Last week, DEP mining director Randy Huffman ordered
Massey’s Goals Coal subsidiary to halt construction of the
second of two new, 168-foot-tall coal storage silos at its
preparation and load-out facility near Sundial.
The DEP said the agency had concluded that the silo was
“permitted based on inaccurate maps and may be outside the
legal permit boundary.”
The Goals Coal operation is adjacent to Raleigh County’s
Marsh Fork Elementary School, and the second silo is just
220 feet from the school property line.
Under state and federal law, no new mining operations are
allowed within 300 feet of a school.
Originally, the DEP authorized both Massey silos because
agency officials said they were part of the operation’s
permit area before the 1977 federal strip mine law was
passed. The preparation facility was originally approved
under an old state water pollution permit in 1975.
Under state rules, a mining operation’s permit area is
defined as “the area of land indicated on the approved
proposal map” submitted by a company as part of a permit
application.
Last week, the DEP learned from a survey that both silos
are located outside the original permit boundary shown on
maps that company officials submitted to the agency.

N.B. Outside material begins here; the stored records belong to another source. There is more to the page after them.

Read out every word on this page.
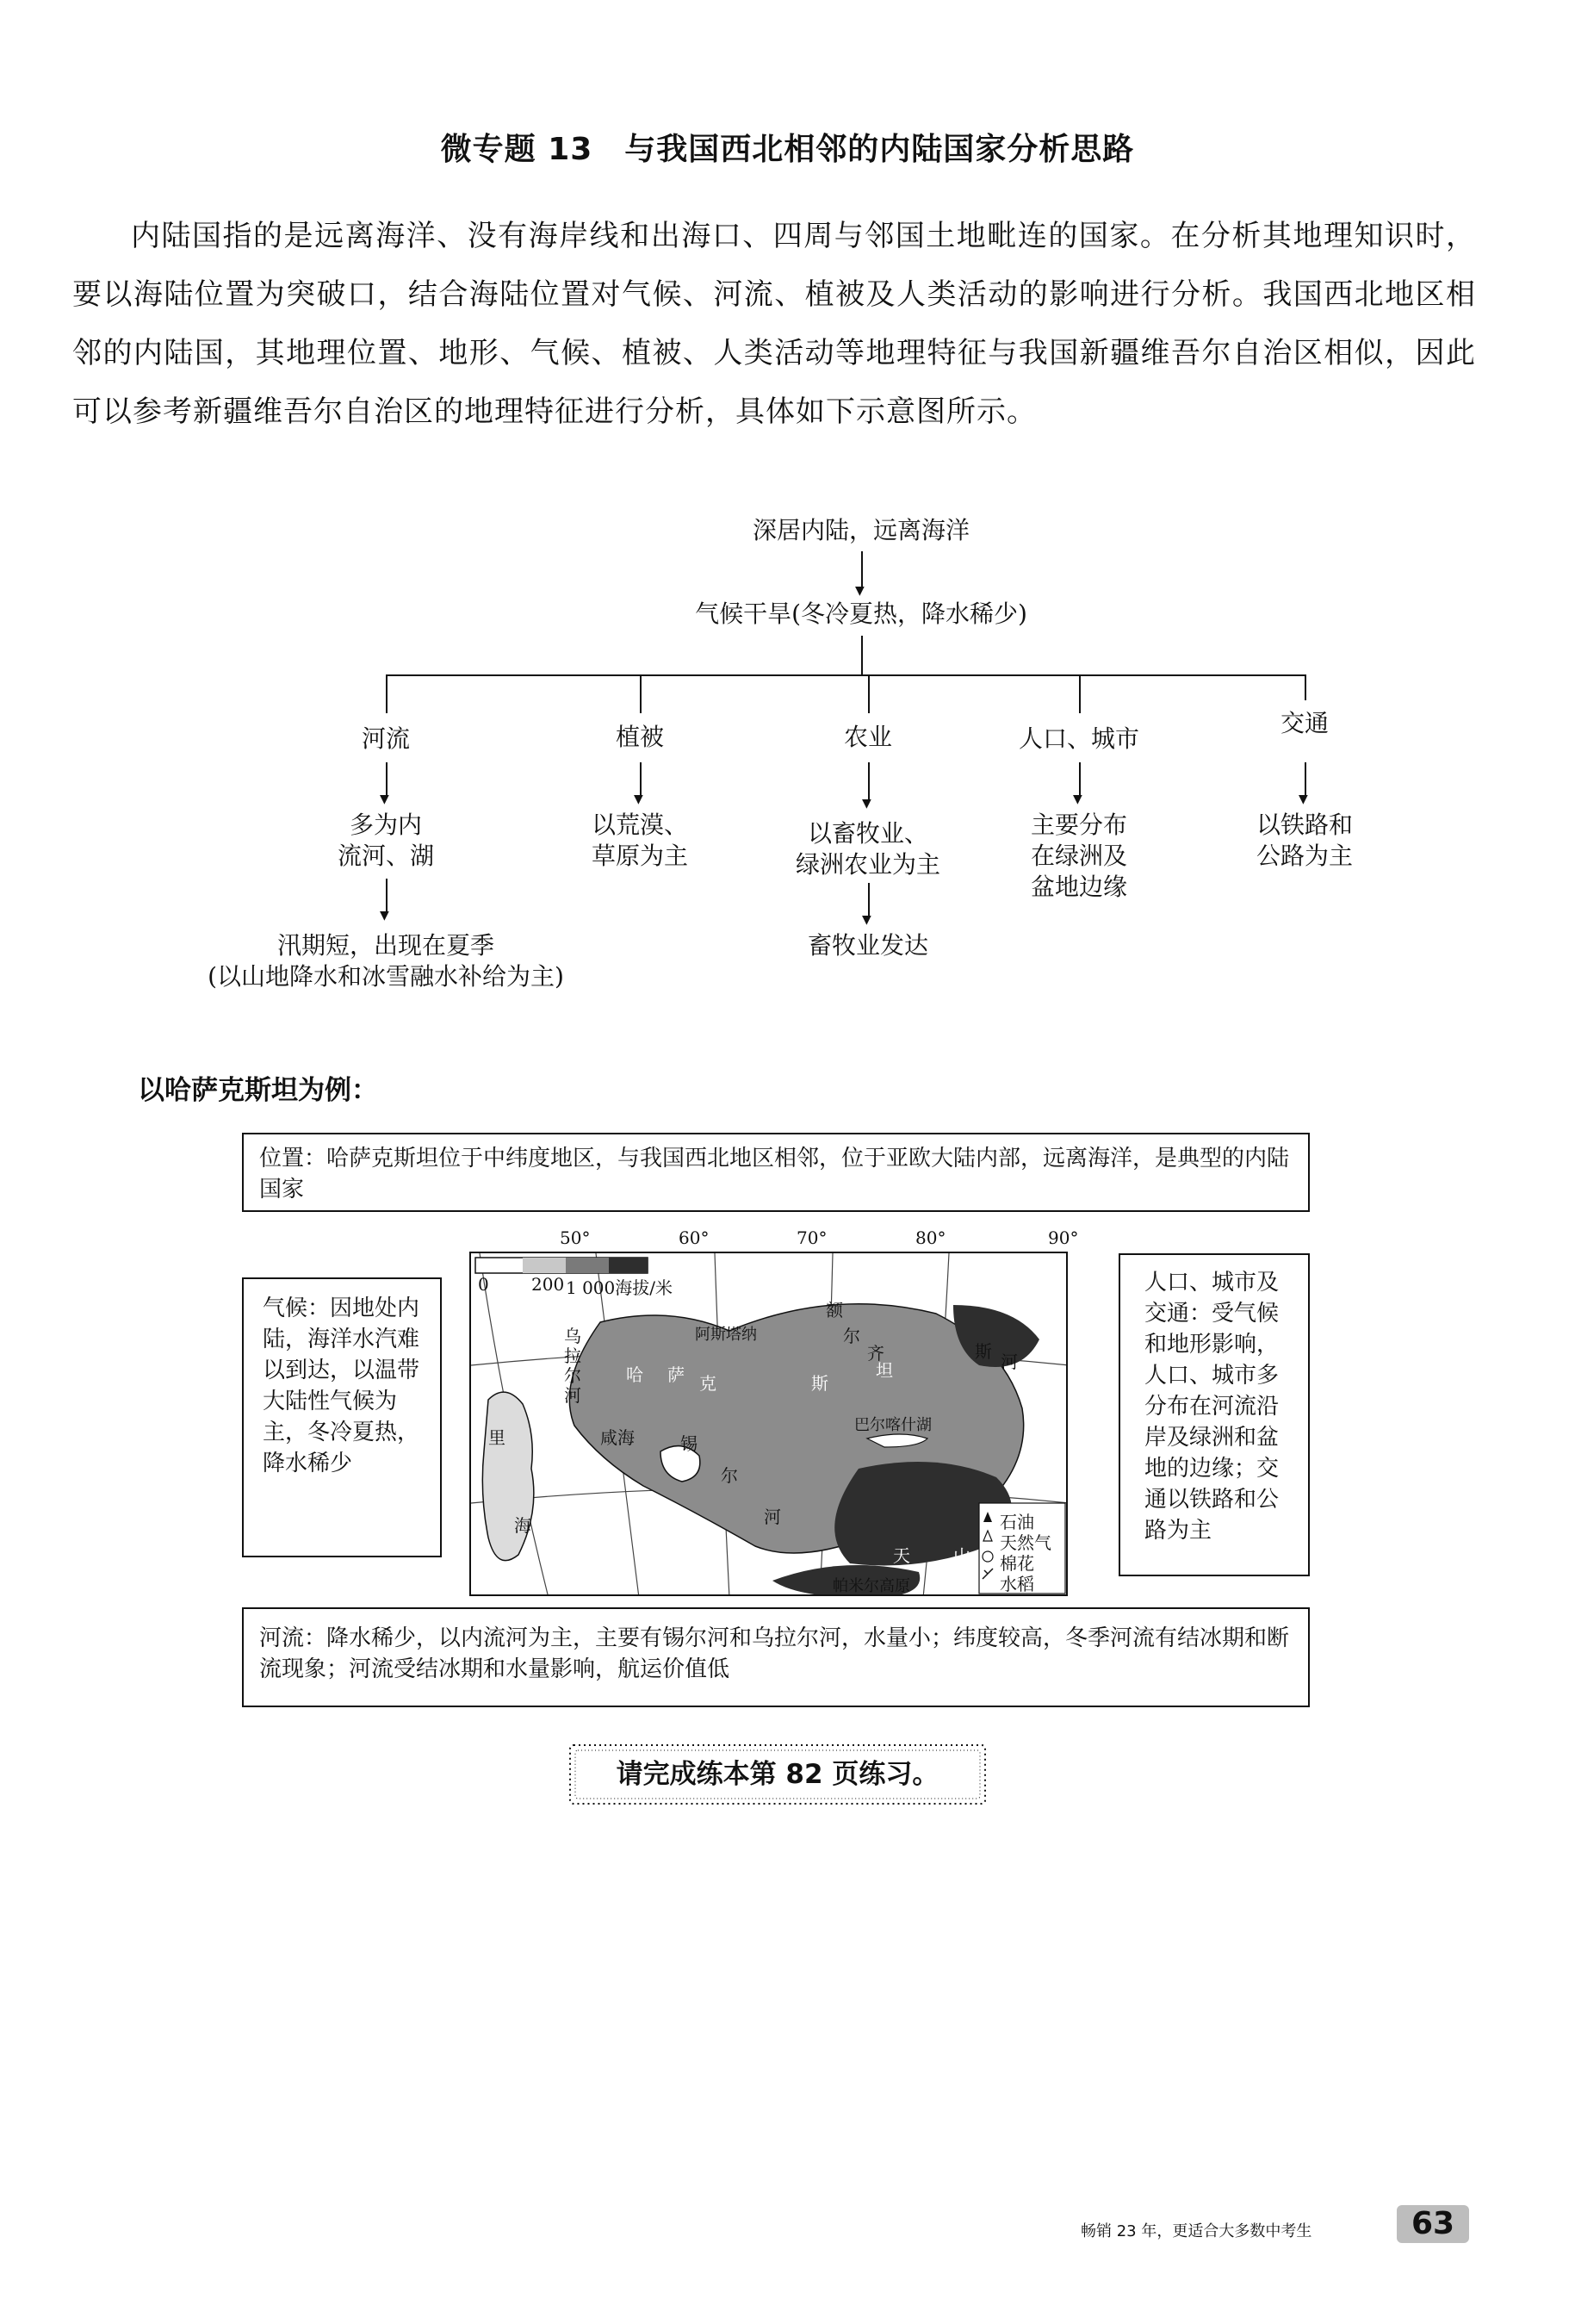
微专题 13　与我国西北相邻的内陆国家分析思路
内陆国指的是远离海洋、没有海岸线和出海口、四周与邻国土地毗连的国家。在分析其地理知识时，要以海陆位置为突破口，结合海陆位置对气候、河流、植被及人类活动的影响进行分析。我国西北地区相邻的内陆国，其地理位置、地形、气候、植被、人类活动等地理特征与我国新疆维吾尔自治区相似，因此可以参考新疆维吾尔自治区的地理特征进行分析，具体如下示意图所示。
深居内陆，远离海洋
▼
气候干旱(冬冷夏热，降水稀少)
河流	植被	农业	人口、城市
交通
▼	▼	▼	▼	▼
多为内
流河、湖
以荒漠、
草原为主
以畜牧业、
绿洲农业为主
主要分布
在绿洲及
盆地边缘
以铁路和
公路为主
▼	▼
汛期短，出现在夏季
(以山地降水和冰雪融水补给为主)
畜牧业发达
以哈萨克斯坦为例：
位置：哈萨克斯坦位于中纬度地区，与我国西北地区相邻，位于亚欧大陆内部，远离海洋，是典型的内陆国家
气候：因地处内陆，海洋水汽难以到达，以温带大陆性气候为主，冬冷夏热，降水稀少
人口、城市及交通：受气候和地形影响，人口、城市多分布在河流沿岸及绿洲和盆地的边缘；交通以铁路和公路为主
50°	60°	70°	80°	90°
0 200 1 000海拔/米
乌
拉
尔
河
哈 萨 克	斯
坦
阿斯塔纳
额
尔
齐	斯 河
里
海
咸海	锡
尔
河
巴尔喀什湖
天	山
帕米尔高原
石油
天然气
棉花
水稻
河流：降水稀少，以内流河为主，主要有锡尔河和乌拉尔河，水量小；纬度较高，冬季河流有结冰期和断流现象；河流受结冰期和水量影响，航运价值低
请完成练本第 82 页练习。
畅销 23 年，更适合大多数中考生	63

In later permit maps submitted by Massey starting in
1997, the Goals Coal permit area appears to have been
enlarged to include the silo locations, according to DEP
officials.
The DEP blocked the second silo, which had received
agency approval on June 30. The DEP took no action
concerning the first structure, which was permitted in 2003
and is already built.
In papers filed with the mine board, Massey lawyers
argued that the maps the DEP relied on are inaccurate.
Instead, company lawyers say, the DEP should base the permit
area on a boundary marker found at the Goals Coal site.
“Goals will demonstrate at the hearing that the true
boundary is even more expansive,” the company argued.
“Accordingly, there is no incompleteness or inaccuracy in
the permit — the permit file being read as a whole discloses
the location of the silo and the fact that it is within the
permit boundaries.”
The permit marker at the site, an orange pipe driven into
the ground, was discovered last month by DEP inspector Mike
Furey.
In a July 19 memo, Furey said the marker was in the same
location as it was when he began inspecting the site in
1984.
On Tuesday, DEP officials revealed the permit marker was
not installed until early 1984 — nearly two years after
Armco Steel obtained its original strip mine permit for the
operation.
In December 1983, DEP inspector Lewis Halstead cited
Armco for not having boundary markers. Halstead ordered the
company to install them in locations shown on the permit map
by Dec. 22, 1983.
During an inspection in January 1984, Halstead noted that
the markers had still not been installed.
A month after that, on Feb. 9, 1984, Halstead inspected
the site and found that the markers had been installed.